With smug assurance, he replied, “Then why did the bank’s custodian warn you and Commander La Forge about the chairman’s breach of security?”
“I asked myself the same question. Unfortunately, I didn’t ask it until an hour ago. I just heard back from the bank’s personnel director. They have no employment record for anyone named Kal Pollus. Or any name remotely similar, for that matter.”
That news sparked his interest. “Then who was it who gave you the tip?”
She shrugged. “No idea. I had Balidemaj run a check against the Orions’ public databases and census information to see if we could find him, but the only match for that name is a man who died ninety-two years ago.”
“Naturally.” The first officer’s imagination was clearly engaged. “Could your informant have also been an android? An accomplice of the infiltrators?”
“I don’t know. Considering that they know how to spoof our sensors, I don’t see why it couldn’t have been. Of course, it could just as easily have been some random low-life paid off to bring us the information and give us a fake name.”
Worf crossed his arms, and his body language became tighter and more closed-off as his gaze became a thousand-meter stare, fixed on some unseen idea in his mind’s eye. “Whether he was another android, a biological accomplice, or a paid cutout is irrelevant. No matter how he learned of the plan to infiltrate the bank to assassinate the president and the imperator, the more important question is this: Why would someone who possessed that information choose to share it with us? And was it given to us by the conspirators themselves—or by someone seeking to sabotage them?”
“All excellent questions,” Šmrhová said. “Unfortunately, I don’t have answers for any of them—yet.” She looked around at the roving teams of investigative scientists. “So, what do we do next? Because honestly, I don’t think this is a productive use of our time.”
He frowned, then sighed. “Very well. Order all teams to finish their current tests and return to the Enterprise.
Then join me and Commander La Forge outside the plant’s main gate.” He started walking away, his mind focused on whatever plan he was concocting.
Šmrhová called out, “What’s our next move, sir?”

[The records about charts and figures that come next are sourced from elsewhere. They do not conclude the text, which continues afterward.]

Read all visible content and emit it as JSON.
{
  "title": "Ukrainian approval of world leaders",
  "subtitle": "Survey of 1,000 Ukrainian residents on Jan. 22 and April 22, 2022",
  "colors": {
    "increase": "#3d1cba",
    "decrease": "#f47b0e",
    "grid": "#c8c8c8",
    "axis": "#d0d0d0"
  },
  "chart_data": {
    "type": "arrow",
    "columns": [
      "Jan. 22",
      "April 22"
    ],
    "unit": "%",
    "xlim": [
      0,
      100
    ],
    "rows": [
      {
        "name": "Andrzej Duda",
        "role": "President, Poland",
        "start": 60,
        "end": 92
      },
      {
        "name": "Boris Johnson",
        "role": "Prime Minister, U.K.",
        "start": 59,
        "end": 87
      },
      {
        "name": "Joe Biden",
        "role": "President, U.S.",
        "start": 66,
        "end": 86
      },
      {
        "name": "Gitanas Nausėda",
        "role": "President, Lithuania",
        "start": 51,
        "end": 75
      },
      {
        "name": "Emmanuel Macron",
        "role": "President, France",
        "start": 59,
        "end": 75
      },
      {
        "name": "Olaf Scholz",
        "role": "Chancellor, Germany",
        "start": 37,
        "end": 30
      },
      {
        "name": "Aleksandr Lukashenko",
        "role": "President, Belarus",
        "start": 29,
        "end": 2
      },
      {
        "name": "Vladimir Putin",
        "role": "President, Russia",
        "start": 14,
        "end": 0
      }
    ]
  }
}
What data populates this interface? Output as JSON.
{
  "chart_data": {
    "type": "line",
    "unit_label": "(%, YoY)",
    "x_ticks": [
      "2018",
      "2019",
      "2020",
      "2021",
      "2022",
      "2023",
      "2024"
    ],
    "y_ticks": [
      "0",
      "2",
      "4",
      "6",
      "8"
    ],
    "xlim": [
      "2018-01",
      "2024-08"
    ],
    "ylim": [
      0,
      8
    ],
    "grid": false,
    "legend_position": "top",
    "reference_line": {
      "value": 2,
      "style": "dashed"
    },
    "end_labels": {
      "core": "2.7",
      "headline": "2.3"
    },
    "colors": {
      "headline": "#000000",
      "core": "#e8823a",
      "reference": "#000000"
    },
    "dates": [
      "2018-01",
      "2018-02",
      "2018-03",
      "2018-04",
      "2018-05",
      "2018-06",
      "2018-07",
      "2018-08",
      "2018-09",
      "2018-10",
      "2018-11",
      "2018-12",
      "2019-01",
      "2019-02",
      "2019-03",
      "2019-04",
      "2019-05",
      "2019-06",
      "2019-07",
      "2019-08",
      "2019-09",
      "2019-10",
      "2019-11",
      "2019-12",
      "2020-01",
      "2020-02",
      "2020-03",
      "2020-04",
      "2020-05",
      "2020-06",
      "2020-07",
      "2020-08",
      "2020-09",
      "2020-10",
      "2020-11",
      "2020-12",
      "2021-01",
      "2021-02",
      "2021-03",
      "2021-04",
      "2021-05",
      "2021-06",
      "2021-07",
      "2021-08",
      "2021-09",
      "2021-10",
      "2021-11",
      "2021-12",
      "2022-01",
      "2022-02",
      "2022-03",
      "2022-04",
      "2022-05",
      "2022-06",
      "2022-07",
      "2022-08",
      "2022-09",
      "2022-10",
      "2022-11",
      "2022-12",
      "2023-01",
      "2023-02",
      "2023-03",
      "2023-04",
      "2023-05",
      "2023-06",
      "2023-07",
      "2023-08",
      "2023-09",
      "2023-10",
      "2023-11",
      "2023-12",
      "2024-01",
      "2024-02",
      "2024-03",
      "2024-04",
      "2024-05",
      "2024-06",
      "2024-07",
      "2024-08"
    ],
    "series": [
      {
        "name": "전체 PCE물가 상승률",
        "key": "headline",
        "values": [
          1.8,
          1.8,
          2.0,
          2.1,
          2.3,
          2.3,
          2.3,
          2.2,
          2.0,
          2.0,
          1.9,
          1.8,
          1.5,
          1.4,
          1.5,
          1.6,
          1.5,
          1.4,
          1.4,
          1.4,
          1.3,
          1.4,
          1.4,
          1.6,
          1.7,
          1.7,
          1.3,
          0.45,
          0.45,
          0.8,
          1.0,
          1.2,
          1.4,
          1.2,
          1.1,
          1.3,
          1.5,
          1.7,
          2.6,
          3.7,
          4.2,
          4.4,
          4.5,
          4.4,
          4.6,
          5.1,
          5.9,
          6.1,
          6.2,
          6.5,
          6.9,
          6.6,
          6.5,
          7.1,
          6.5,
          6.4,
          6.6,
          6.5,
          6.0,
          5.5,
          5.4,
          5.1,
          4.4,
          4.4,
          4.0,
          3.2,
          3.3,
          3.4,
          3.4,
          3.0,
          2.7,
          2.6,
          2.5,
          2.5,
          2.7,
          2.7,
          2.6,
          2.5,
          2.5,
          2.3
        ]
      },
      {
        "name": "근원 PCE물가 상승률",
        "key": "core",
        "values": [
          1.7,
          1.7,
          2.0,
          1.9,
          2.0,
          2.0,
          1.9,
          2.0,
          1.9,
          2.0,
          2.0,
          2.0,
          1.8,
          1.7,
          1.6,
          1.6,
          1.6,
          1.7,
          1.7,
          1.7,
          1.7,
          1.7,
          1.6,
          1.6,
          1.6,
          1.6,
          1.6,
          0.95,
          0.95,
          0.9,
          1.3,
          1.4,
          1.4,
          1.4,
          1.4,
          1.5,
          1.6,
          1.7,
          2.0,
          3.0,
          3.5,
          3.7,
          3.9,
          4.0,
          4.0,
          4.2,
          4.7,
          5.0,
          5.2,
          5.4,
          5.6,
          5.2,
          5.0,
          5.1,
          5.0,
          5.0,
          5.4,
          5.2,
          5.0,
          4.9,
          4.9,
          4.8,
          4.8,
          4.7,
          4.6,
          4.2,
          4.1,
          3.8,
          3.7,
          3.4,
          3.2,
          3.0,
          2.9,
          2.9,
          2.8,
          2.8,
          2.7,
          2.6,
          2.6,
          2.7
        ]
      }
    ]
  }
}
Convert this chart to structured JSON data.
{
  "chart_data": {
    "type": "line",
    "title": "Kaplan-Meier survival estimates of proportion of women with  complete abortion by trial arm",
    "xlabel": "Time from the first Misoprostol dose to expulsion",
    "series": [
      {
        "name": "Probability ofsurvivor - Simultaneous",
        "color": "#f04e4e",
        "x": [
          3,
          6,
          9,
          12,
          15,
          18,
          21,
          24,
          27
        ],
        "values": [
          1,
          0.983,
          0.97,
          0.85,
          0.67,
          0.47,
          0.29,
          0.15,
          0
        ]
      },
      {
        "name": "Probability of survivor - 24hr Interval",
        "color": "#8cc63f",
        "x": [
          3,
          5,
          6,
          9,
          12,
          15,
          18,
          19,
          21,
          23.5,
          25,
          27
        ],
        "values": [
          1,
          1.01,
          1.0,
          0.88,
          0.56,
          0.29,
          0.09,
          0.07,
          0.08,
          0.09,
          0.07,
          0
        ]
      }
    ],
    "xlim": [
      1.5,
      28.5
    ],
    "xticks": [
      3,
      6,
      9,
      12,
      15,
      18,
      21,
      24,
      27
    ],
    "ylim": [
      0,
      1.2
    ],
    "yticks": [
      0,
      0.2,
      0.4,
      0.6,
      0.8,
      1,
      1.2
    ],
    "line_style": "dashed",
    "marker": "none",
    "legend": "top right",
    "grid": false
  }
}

He stopped and looked back. “We tell the Orions we are halting our investigation and preparing to leave the planet.” His eyes brightened with a gleam of diabolical amusement. “If I am right, someone is about to make certain we have a very good reason to stay.”
21
Berro squatted down, took Olar’s hand, and helped his comrade sit up in the open transmogrifier pod, from which climbed clouds of noxious vapor. Freshly reshaped from his previous identity as Siro Kinshal into a nondescript young male Vulcan, Olar seemed woozy and bewildered. Steadying the other agent with a hand on his shoulder, Berro asked, “How do you feel?”
“I’ve been better.” Olar blinked his eyes hard, then drew a deep breath. “Was it my imagination, or was the turnaround on that really fast?”
“It wasn’t your imagination.” He pulled Olar to his feet.
After a few seconds, Olar regained his balance. He nodded. “I’m okay.” He let go of Berro’s hand and pressed his fingertips to his remodeled face. “How did it turn out?”
“Better than mine.” Even though it was just a temporary visage on a distant avatar, Berro still felt mildly self-conscious about the aesthetic shortcomings of his android’s latest template. He imagined his new form—bald with a bulbous nose and bulging eyes beneath wild graying eyebrows—must have been modeled on the ugliest human male in existence. “Run your diagnostic. I’ll ping the lab coats and see if we have new orders yet.”
Olar turned away as he submerged into a full-system diagnostic scan, and Berro faced in the other direction as he accessed the circuit for the direct comm line to their handlers at Korwat. The hailing prompt buzzed only once before Hain replied, her voice like a disembodied presence inside Berro’s mind.